There is a patch for mplayer to decode eac3, but I am unsure if there are any OS X builds including this patch at this time.
So, if your CPU is fast enough and you can get the bitstream unencrypted, you can play HD-DVD and Blu-ray content on OS X (or Linux, or Windows using open-source software.) A 2.4GHz Core 2 Duo should definitely be fast enough to decode all HD-DVD and Blu-ray content given a fast enough codec; however, I'm not sure if the open-source codecs are good enough to decode the highest bitrate H264/VC-1 content at realtime yet.
The HD2400 and HD2600 are capable of performing all VC-1 and H264 decoding tasks in Windows using the right drivers. I don't think these capabilities are used by OS X yet.

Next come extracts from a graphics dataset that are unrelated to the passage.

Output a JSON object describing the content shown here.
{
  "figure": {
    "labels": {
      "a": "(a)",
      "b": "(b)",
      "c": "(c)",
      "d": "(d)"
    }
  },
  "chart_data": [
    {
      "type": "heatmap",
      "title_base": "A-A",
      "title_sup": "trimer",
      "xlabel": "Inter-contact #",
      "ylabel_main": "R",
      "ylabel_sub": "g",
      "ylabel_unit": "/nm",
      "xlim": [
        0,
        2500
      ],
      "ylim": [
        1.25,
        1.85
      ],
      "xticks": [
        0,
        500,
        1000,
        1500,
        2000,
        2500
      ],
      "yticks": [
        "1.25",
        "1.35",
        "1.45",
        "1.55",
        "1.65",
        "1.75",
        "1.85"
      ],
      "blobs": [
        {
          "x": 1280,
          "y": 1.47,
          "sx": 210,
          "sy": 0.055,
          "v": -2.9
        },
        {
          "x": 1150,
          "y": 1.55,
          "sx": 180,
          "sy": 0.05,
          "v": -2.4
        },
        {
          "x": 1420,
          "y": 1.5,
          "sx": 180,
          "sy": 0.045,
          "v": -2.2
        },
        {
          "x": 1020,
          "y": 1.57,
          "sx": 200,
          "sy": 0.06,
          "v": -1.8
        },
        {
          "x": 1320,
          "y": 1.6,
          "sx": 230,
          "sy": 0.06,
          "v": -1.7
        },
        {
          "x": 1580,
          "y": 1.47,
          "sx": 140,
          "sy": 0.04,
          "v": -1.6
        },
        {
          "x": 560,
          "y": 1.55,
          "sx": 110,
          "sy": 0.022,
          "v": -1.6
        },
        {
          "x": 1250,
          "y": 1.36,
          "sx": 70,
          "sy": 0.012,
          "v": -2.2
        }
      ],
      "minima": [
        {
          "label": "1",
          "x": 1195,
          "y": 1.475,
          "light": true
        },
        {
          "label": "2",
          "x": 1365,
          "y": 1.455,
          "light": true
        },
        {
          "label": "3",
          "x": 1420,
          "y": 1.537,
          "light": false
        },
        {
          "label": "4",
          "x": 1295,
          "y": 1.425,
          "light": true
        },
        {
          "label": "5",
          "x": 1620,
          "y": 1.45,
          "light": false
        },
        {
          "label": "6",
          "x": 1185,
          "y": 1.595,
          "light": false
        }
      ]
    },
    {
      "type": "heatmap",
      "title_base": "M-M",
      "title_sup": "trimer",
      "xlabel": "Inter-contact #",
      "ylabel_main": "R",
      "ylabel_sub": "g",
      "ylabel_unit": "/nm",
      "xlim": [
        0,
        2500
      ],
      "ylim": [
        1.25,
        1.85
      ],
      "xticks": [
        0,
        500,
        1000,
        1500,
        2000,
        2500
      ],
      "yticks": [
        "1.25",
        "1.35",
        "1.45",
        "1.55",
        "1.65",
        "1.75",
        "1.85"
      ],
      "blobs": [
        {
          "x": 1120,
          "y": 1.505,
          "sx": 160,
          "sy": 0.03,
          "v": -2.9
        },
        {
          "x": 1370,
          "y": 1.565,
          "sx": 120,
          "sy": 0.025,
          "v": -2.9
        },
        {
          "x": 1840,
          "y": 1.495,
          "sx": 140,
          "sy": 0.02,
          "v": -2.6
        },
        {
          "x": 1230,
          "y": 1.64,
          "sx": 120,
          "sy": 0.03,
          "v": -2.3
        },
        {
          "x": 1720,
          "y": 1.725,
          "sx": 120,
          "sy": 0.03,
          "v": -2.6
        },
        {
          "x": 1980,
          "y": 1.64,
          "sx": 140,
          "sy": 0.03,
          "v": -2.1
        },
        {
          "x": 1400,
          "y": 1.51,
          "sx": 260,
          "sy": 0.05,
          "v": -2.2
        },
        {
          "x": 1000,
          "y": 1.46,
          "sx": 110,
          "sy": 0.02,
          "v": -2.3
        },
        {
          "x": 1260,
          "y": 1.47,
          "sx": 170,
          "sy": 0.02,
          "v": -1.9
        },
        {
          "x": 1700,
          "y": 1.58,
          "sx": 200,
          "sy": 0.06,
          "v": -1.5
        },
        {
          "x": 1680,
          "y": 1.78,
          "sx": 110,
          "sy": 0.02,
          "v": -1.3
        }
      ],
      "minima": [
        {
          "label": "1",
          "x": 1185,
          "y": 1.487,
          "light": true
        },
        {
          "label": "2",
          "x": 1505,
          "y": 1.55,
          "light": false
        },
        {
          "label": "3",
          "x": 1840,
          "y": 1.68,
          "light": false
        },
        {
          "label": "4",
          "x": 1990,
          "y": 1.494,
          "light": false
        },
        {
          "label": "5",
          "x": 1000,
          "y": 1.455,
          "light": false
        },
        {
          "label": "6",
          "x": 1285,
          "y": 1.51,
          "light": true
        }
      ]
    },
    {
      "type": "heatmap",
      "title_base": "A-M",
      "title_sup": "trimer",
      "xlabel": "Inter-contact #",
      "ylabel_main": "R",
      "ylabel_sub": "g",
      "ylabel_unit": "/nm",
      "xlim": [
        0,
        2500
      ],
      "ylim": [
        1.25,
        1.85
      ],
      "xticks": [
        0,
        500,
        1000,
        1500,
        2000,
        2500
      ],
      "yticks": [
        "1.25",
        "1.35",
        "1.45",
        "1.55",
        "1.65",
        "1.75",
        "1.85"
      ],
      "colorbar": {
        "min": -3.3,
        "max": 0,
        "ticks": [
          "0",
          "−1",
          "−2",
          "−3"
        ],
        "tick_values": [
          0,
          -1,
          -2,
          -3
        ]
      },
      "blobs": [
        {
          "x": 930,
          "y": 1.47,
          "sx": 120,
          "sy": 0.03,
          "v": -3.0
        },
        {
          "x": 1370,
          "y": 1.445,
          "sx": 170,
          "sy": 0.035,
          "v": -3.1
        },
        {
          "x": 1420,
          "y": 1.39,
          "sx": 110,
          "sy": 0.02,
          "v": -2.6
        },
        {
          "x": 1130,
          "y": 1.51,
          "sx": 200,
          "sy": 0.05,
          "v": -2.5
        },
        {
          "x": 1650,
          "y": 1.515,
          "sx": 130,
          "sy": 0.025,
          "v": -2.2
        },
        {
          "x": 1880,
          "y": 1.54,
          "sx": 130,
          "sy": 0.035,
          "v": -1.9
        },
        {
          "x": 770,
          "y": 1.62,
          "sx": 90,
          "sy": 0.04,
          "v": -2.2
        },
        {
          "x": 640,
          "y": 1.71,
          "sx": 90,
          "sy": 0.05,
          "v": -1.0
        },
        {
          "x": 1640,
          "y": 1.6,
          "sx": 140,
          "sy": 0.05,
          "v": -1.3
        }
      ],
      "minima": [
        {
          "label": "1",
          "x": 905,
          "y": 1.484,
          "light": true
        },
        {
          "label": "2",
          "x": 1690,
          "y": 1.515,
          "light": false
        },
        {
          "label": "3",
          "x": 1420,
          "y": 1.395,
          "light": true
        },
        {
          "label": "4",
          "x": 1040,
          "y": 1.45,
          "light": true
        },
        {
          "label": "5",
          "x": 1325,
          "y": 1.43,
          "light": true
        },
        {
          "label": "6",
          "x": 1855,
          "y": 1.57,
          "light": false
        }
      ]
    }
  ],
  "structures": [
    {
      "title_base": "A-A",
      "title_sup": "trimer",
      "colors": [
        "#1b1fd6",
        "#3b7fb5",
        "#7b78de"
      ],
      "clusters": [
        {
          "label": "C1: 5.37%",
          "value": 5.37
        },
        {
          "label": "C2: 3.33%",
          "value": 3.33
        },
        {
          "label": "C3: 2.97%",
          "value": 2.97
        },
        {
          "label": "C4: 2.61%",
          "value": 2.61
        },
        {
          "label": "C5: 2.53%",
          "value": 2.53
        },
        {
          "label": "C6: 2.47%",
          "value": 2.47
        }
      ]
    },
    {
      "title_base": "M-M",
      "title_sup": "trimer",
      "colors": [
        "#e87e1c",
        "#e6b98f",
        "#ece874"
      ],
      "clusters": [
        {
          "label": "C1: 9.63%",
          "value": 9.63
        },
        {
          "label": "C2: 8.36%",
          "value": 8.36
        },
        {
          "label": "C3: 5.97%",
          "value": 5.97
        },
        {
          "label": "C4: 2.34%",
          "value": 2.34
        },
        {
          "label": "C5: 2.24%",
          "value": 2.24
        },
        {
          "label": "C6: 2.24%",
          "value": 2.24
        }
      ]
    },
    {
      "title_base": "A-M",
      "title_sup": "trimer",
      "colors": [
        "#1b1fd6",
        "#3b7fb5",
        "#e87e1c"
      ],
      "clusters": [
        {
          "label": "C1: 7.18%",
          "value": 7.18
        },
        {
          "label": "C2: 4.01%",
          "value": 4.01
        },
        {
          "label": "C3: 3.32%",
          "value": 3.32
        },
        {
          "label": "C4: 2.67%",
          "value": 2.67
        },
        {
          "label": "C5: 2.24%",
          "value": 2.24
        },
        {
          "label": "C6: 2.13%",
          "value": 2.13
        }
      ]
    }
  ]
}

You should be able to play most HD-DVD and Blu-ray content in Windows Vista without dealing with copy-protection shenanigans; just add recent ATI Radeon drivers and PowerDVD Ultra Deluxe. Of course, ATI Catalyst and PowerDVD are both buggy, so there are problems and they are often related to copy protection.
If you are in the market for HD-DVD and/or Blu-ray right now and do not want to wait, I would buy a budget standalone HD-DVD player and/or a PS3.